Knapp is grateful to be plying his trade in one of nature’s most breathtaking settings, that of Santa Anita Park. When asked how things are going on any given morning, his response is typical: “Just another day in paradise.”

But paradise turned into Hades several weeks ago when Knapp’s 24-year-old son, Sammy, survived a life-threatening ordeal after being admitted to Mission Hospital with pneumonia.

“He went in the hospital with pneumonia, and they wound up doing surgery for a strep infection that developed in his lungs,” said Knapp, who has been training for 14 years. “When he came out of surgery, his oxygen level was very low, and they had to put him on paralytics, which paralyze your whole body.

“When he came out of surgery, neither lung was working. With his oxygen that low, they had to put him on machines to support his lungs and breathing.

“The paralytics helped oxygenate his blood; that’s how you get oxygen, through your blood. They put him on paralytics because they didn’t want him moving, so he was in an induced coma for four of the 12 days he was in the hospital; then they brought him out of it.

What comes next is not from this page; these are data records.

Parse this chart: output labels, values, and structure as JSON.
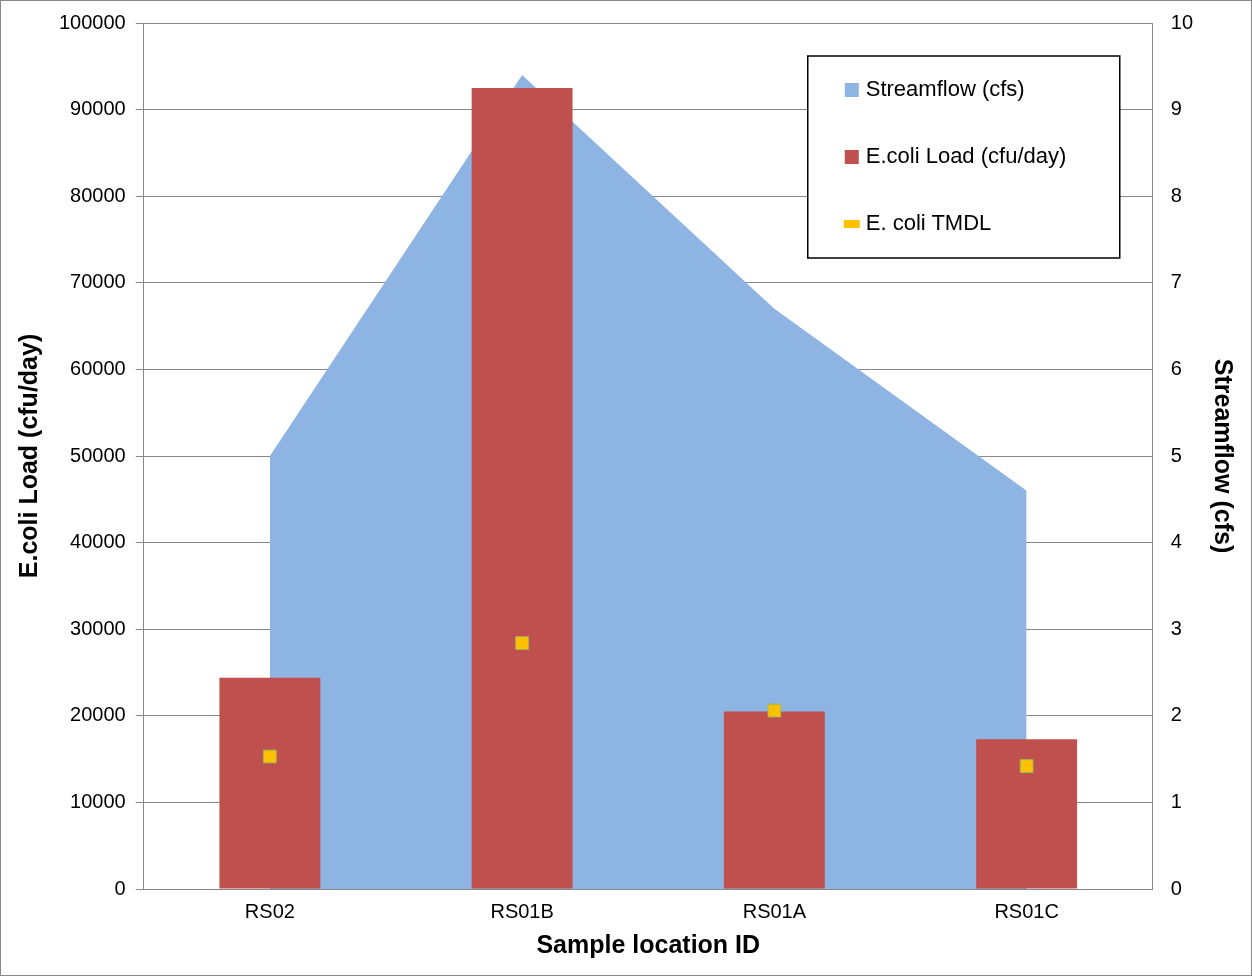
{
  "chart_data": {
    "type": "bar",
    "xlabel": "Sample location ID",
    "ylabel": "E.coli Load (cfu/day)",
    "y2label": "Streamflow (cfs)",
    "categories": [
      "RS02",
      "RS01B",
      "RS01A",
      "RS01C"
    ],
    "series": [
      {
        "name": "Streamflow (cfs)",
        "type": "area",
        "axis": "y2",
        "color": "#8eb4e3",
        "values": [
          5.0,
          9.4,
          6.7,
          4.6
        ]
      },
      {
        "name": "E.coli Load (cfu/day)",
        "color": "#c0504d",
        "values": [
          24400,
          92500,
          20500,
          17300
        ]
      },
      {
        "name": "E. coli TMDL",
        "type": "scatter",
        "color": "#ffc000",
        "x": [
          "RS02",
          "RS01B",
          "RS01A",
          "RS01C"
        ],
        "values": [
          15300,
          28400,
          20600,
          14200
        ]
      }
    ],
    "ylim": [
      0,
      100000
    ],
    "yticks": [
      0,
      10000,
      20000,
      30000,
      40000,
      50000,
      60000,
      70000,
      80000,
      90000,
      100000
    ],
    "y2lim": [
      0,
      10
    ],
    "y2ticks": [
      0,
      1,
      2,
      3,
      4,
      5,
      6,
      7,
      8,
      9,
      10
    ],
    "grid": "y",
    "legend": "top right"
  }
}
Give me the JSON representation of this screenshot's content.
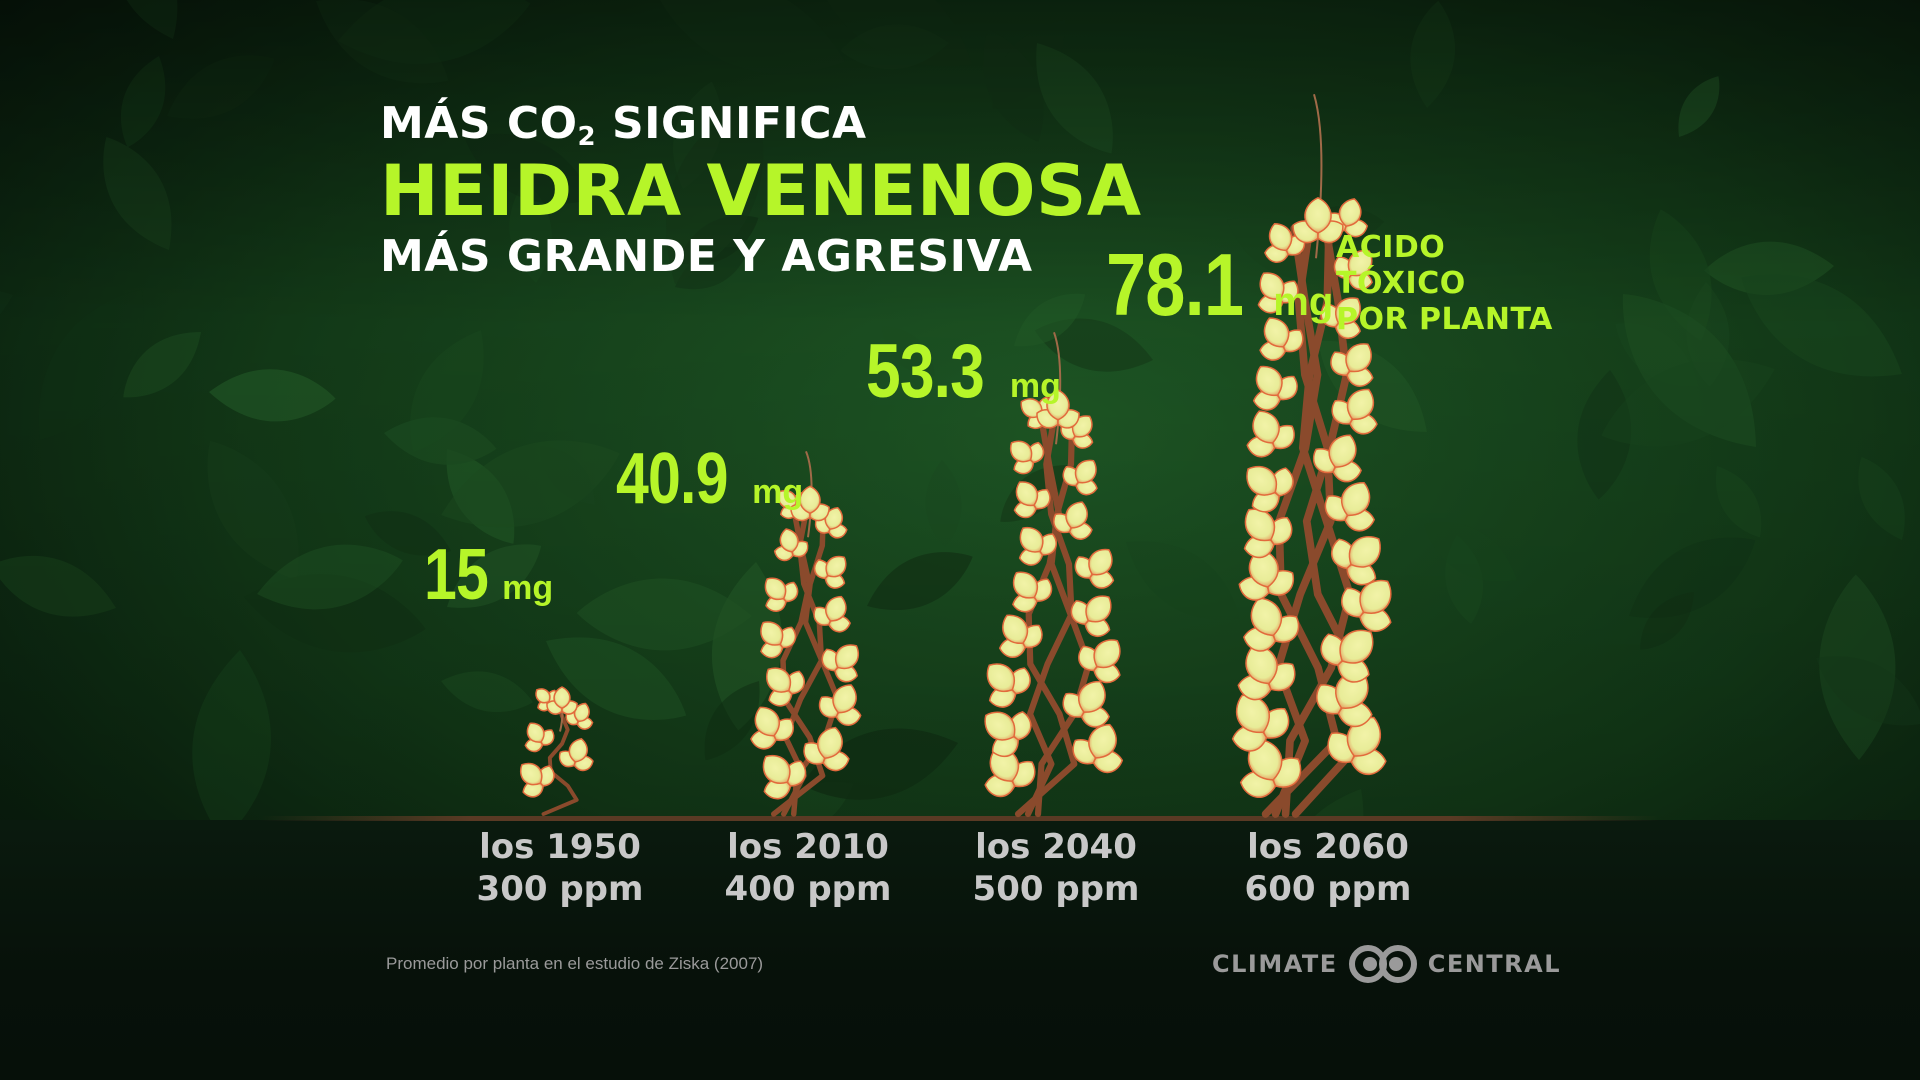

“He’s home now and seems like he’s going to make a full recovery. It just puts a perspective on everything in life. I wasn’t worried about losing races, because my boy’s life was saved, so when you’re looking at races, they’re not so important.

“But,” Knapp added with a chuckle, “now that’s he going to be OK, winning races is important again.”

FINISH LINES: Agent Brian Beach reports that jockey Victor Espinoza will be at Los Alamitos Saturday morning to work California Chrome for the Grade II, $300,000 San Felipe Stakes on March 8 . . . Unbridled’s Note, ticketed for next Sunday’s Joe Hernandez Stakes, worked four furlongs on Santa Anita’s main track Monday in 49.20 for Steve Asmussen. Corey Nakatani has the mount in the Hernandez.